La inoperancia de los sistemas de salud (MINSA y Essalud) es indignante, están colapsados y sin medicinas como que si estuviésemos en una guerra. No hay citas, no hay medicamentos y lo peor es que hay dinero y presupuesto. Estamos a una semana de iniciar las clases y hay colegios colapsados por todo el país. La explicación es simple, los funcionarios de confianza de todas las instituciones del Estado están más preocupados en robar que en hacer bien su trabajo, no hay otra explicación. No puede ser que haya tanta gente inepta e incapaz para poder hacer algo bien.
Así pues, más que nunca del resultado de estas elecciones depende el futuro del país. Estamos para elegir entre el cielo y el infierno, mientras tanto seguimos atravesando el purgatorio político, económico y social al que nos sometieron los resultados de la última elección, en la que Pedro Castillo fue ‘elegido’ como presidente y Perú Libre, como partido de gobierno. De ahí para adelante todo lo que ha devenido es culpa del profesor y su partido. Todo, absolutamente todo, sobre todo lo malo. El grado de corrupción actual en el Estado es consecuencia de su presencia partidaria en todos los ministerios, sumado a la repartija paulatina que conllevó la presencia de cada uno de los presidentes. Y se han dado cuenta que este gobierno no tiene ni un solo programa de lucha contra la corrupción. La inestabilidad política causada por la corrupta y mediocre administración de la segunda vicepresidenta, Dina Boluarte, solo sirvió para acentuar más el caos y la zozobra. La pobrísima capacidad de gestión que demostró se traduce en la ola de violencia perenne que sufre la ciudadanía. El gobierno de Perú Libre no tenía plan de gobierno coherente y he aquí los resultados. Un país que sobrevive porque Dios es peruano y San Julio (Velarde) está presente en el Banco Central de Reserva para avisar en cuanto haya algún intento de imprimir un solo billete de santarrosita sin respaldo. O si quieren meterles mano a las reservas internacionales.

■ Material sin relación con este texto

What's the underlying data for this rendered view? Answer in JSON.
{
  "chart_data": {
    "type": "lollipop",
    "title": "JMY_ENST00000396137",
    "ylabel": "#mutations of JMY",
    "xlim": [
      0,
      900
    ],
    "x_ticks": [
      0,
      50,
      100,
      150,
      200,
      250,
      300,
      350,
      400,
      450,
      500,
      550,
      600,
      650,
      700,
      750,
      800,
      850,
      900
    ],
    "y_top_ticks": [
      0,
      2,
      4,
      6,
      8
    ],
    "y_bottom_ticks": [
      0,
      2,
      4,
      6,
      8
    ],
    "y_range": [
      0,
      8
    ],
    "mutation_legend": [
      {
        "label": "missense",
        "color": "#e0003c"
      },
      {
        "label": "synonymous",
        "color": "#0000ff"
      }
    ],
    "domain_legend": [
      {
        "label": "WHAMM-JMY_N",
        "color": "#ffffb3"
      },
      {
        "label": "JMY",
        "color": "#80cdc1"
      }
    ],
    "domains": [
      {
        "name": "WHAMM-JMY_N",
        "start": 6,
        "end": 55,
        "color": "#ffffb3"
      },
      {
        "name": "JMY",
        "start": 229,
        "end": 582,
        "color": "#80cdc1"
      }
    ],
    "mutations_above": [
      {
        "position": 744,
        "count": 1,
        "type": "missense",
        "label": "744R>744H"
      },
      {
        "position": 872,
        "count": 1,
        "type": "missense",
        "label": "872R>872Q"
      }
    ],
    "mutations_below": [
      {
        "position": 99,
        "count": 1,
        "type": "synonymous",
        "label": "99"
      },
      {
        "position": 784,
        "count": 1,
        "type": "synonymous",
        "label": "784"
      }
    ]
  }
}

Estamos viviendo las consecuencias de un voto irresponsable, en una elección con claras sospechas de fraude, cuyo poder cayó en las manos podridas de la izquierda comunista, que ni bien se enteró que salió favorecida, entró a saquear el Estado como marabunta hambrienta. A robar descaradamente y sin miramientos, porque señores, discúlpenme, pero hasta para robar se debe tener clase. Estos fariseos entraron y permanecen como pirañas para robar al arranchón, para llevarse todo el billete que se le pone en frente. Contraloría y la Procuraduría tienen que estar en alerta continua y con mucho ojo con las reliquias que tiene la sede presidencial. Cómo irán a dejar Palacio de Gobierno, capaz de robarse hasta el hielo de las congeladoras. Una desvergüenza total. Jamás habíamos caído tan bajo en calidad administrativa de gobierno, sobre todo en lo que se refiere a decencia, ética y moral. Un asco. Para muestra un botón, el destituido juez, que funge de presidente de la República, José María Balcázar, está luchando a brazo partido para recuperar la tarjeta de gastos por 5 mil soles que había sido anulada. A estos angurrientos no les basta con su abultado sueldo y gollerías, quieren más y más. Están acostumbrados a succionarle al Estado todo a cambio de nada. Eso tiene que terminar.